José Manuel Pureza, deputado do Bloco de Esquerda, diz ao DN que esta foi a "alteração possível". O projeto de lei apresentado pelos bloquistas - que juntamente com uma proposta do PCP (sobre as condições de expulsão de imigrantes) está na origem da mudança na lei - apontava para a entrada legal no espaço Schengen, mas a alteração não passou pelo crivo do executivo. "Houve um a expressão, por parte do PS e do governo, de que esta formulação não seria a mais correta. Houve um acerto de posições", adianta o deputado, sublinhando que este ponto da lei "é bastante restritivo". "É uma alteração pequena. Fica aquém do que nos parecia mais adequado", conclui.

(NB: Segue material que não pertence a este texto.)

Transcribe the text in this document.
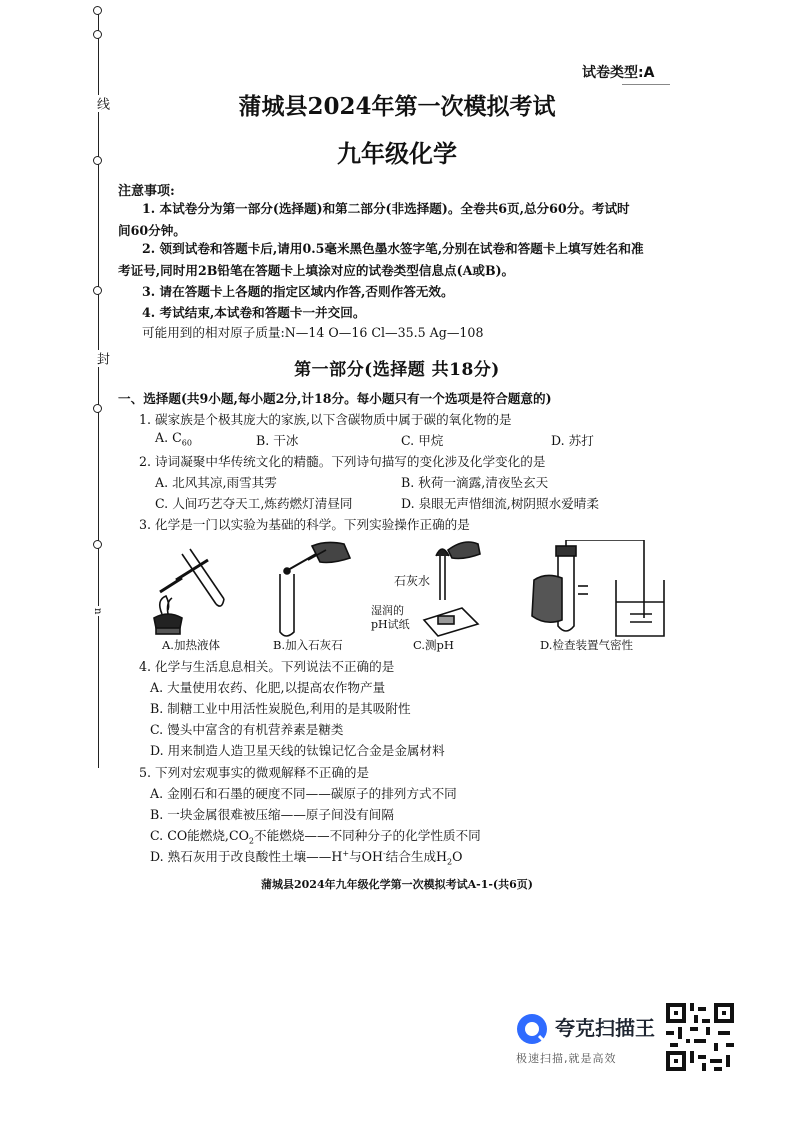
线
封
n
试卷类型:A
蒲城县2024年第一次模拟考试
九年级化学
注意事项:
1. 本试卷分为第一部分(选择题)和第二部分(非选择题)。全卷共6页,总分60分。考试时
间60分钟。
2. 领到试卷和答题卡后,请用0.5毫米黑色墨水签字笔,分别在试卷和答题卡上填写姓名和准
考证号,同时用2B铅笔在答题卡上填涂对应的试卷类型信息点(A或B)。
3. 请在答题卡上各题的指定区域内作答,否则作答无效。
4. 考试结束,本试卷和答题卡一并交回。
可能用到的相对原子质量:N—14 O—16 Cl—35.5 Ag—108
第一部分(选择题 共18分)
一、选择题(共9小题,每小题2分,计18分。每小题只有一个选项是符合题意的)
1. 碳家族是个极其庞大的家族,以下含碳物质中属于碳的氧化物的是
A. $C_{60}$	B. 干冰	C. 甲烷	D. 苏打
2. 诗词凝聚中华传统文化的精髓。下列诗句描写的变化涉及化学变化的是
A. 北风其凉,雨雪其雱	B. 秋荷一滴露,清夜坠玄天
C. 人间巧艺夺天工,炼药燃灯清昼同	D. 泉眼无声惜细流,树阴照水爱晴柔
3. 化学是一门以实验为基础的科学。下列实验操作正确的是
石灰水
湿润的
pH试纸
A.加热液体	B.加入石灰石	C.测pH	D.检查装置气密性
4. 化学与生活息息相关。下列说法不正确的是
A. 大量使用农药、化肥,以提高农作物产量
B. 制糖工业中用活性炭脱色,利用的是其吸附性
C. 馒头中富含的有机营养素是糖类
D. 用来制造人造卫星天线的钛镍记忆合金是金属材料
5. 下列对宏观事实的微观解释不正确的是
A. 金刚石和石墨的硬度不同——碳原子的排列方式不同
B. 一块金属很难被压缩——原子间没有间隔
C. CO能燃烧$,CO_2$不能燃烧——不同种分子的化学性质不同
D. 熟石灰用于改良酸性土壤——H+与OH-结合生成$H_2O$
蒲城县2024年九年级化学第一次模拟考试A-1-(共6页)
夸克扫描王
极速扫描,就是高效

Há outro obstáculo de peso que não passa estritamente pela lei mas pela capacidade de os serviços darem resposta aos pedidos. O primeiro passo para um imigrante se legalizar passa por, cumpridos seis meses de descontos para a Segurança Social, fazer uma "manifestação de interesse". A partir daí há que esperar por um agendamento do SEF para entregar os documentos e logo aqui o processo emperra - na melhor das hipóteses, a espera é de meses. O problema agravou-se desde que o SAPA - o sistema automático de pré-agendamento através da internet - deixou de estar operacional. O DN questionou o SEF sobre a data para que este serviço seja retomado. Numa primeira resposta, o SEF apontou para final de agosto, mas ontem, 1 de setembro, o site continuava inoperacional.

Novamente questionado, o Serviço de Estrangeiros e Fronteiras respondeu que "o novo SAPA está a ser atualizado de acordo com as ferramentas e recursos de que o SEF dispõe, estando agora prevista a sua entrada em funcionamento na segunda semana de setembro".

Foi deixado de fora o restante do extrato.